Even more intriguingly, this French version of Zorro also crossed the English Channel, where it was translated and published as a black & white comic book, presumably at some point during the early-to-mid 1950s. My copy of Zorro No.61, while sharing a near-identical format with that of Captain Tornado, lists Mundial Press as the publisher - but L. Miller & Sons are still the same distributor.
Yet both of these comics contain in-house advertisements urging readers to buy "the other Grand Comics in this series", which included Sgt. O'Brien, Robin and Pango - all "on sale at newsagents each month - Price 6D".
While I've come up empty-handed in my search for references to Sgt. O'Brien, the online biography for Andre Oulie lists him as the creator of a 1947 French comic strip, Robin l'Intrépide - which is presumably the source of the English edition Robin comic book?

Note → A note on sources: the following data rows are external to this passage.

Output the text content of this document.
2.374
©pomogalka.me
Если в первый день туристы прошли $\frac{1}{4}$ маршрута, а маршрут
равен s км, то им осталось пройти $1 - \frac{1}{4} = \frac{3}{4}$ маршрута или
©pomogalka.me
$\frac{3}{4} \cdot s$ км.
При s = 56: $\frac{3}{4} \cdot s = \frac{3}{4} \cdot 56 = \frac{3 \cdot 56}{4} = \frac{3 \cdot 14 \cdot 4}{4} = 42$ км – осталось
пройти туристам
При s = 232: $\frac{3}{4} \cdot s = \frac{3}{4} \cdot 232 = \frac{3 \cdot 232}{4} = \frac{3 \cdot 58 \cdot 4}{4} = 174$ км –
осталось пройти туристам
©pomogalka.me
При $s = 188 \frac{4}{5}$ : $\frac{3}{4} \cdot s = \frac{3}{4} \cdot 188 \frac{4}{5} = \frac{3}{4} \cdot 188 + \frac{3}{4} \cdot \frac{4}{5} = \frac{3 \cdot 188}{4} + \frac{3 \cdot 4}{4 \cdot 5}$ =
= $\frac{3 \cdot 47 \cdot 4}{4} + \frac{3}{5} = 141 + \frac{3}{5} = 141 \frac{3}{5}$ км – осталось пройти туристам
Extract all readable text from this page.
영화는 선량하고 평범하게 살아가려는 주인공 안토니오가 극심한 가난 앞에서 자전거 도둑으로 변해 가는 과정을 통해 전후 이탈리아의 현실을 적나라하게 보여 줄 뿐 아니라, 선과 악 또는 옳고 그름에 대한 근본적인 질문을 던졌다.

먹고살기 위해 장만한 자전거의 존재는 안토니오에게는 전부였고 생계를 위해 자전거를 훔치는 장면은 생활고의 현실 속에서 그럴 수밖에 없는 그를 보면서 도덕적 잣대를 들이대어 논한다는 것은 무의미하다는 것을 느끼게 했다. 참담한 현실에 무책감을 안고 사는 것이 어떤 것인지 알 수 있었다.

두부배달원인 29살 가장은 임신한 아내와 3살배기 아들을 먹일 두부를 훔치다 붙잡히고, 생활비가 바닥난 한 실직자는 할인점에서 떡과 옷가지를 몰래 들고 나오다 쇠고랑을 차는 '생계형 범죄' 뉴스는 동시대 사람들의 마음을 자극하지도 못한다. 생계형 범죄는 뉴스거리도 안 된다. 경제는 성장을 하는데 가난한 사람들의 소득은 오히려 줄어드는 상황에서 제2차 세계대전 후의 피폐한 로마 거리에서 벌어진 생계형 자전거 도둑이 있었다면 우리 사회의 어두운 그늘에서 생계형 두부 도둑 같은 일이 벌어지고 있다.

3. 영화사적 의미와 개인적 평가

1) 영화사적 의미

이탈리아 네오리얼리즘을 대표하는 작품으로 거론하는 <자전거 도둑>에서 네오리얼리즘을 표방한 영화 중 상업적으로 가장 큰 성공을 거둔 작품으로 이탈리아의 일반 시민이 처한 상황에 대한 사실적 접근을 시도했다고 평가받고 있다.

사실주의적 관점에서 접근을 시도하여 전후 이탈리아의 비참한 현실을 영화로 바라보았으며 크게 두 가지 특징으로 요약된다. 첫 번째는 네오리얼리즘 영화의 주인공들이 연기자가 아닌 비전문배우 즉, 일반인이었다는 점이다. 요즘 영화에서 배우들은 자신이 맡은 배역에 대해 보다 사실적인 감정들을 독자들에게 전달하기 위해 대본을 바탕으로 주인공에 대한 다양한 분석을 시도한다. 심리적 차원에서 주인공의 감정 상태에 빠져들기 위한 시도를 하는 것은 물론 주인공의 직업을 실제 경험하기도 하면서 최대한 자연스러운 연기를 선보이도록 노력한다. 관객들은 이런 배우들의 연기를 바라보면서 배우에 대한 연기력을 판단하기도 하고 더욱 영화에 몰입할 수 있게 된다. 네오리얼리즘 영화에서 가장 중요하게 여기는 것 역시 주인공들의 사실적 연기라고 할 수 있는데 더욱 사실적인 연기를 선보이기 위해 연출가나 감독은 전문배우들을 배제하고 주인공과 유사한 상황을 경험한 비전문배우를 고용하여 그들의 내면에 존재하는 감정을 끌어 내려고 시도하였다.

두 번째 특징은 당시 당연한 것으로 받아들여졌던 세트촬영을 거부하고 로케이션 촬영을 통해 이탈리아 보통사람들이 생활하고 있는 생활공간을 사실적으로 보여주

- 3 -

And as for Pango, a quick search of eBay UK came up with some cover scans to a British comic, this time listing L. Miller & Son as the publisher on the front cover, called Pango, dating from the mid-1950s. This 'jungle boy' adventure comic is, presumably, another translated French comic, reprinted for the UK market - even though its physical format (title masthead, publisher's logo, etc) differs slightly from that of Zorro or Captain Tornado.
We tend to think that the first stage of 'Cross-Channel' exposure between British and French comics (leaving aside the English translations of Asterix and Tintin) occurred in the late 1970s and early 1980s, partly as a result of the 'new wave' in adult French comics, such as Metal Hurlant (published in the USA as Heavy Metal).
Yet as these 1950s comic book curios show, English schoolkids were already savouring the pleasures of French 'bande dessine', decades before the 'small press sophisticates' of Thatcher's Britain discovered their first issues of Pilote and the like.
(Presumably, Australian kids growing up in the 1950s got to enjoy these translated French comics as well, as it's highly likely that these titles were exported to Australia during that decade.)
How, and why, such French comic strips as Captaine Tornade, Zorro and Robin l'Intrepide came to be translated for the postwar British comics market, may never be fully explained. But these long forgotten sixpence comics amply demonstrate that comic books were already becoming a truly international medium, even as the dust from World War Two had barely settled.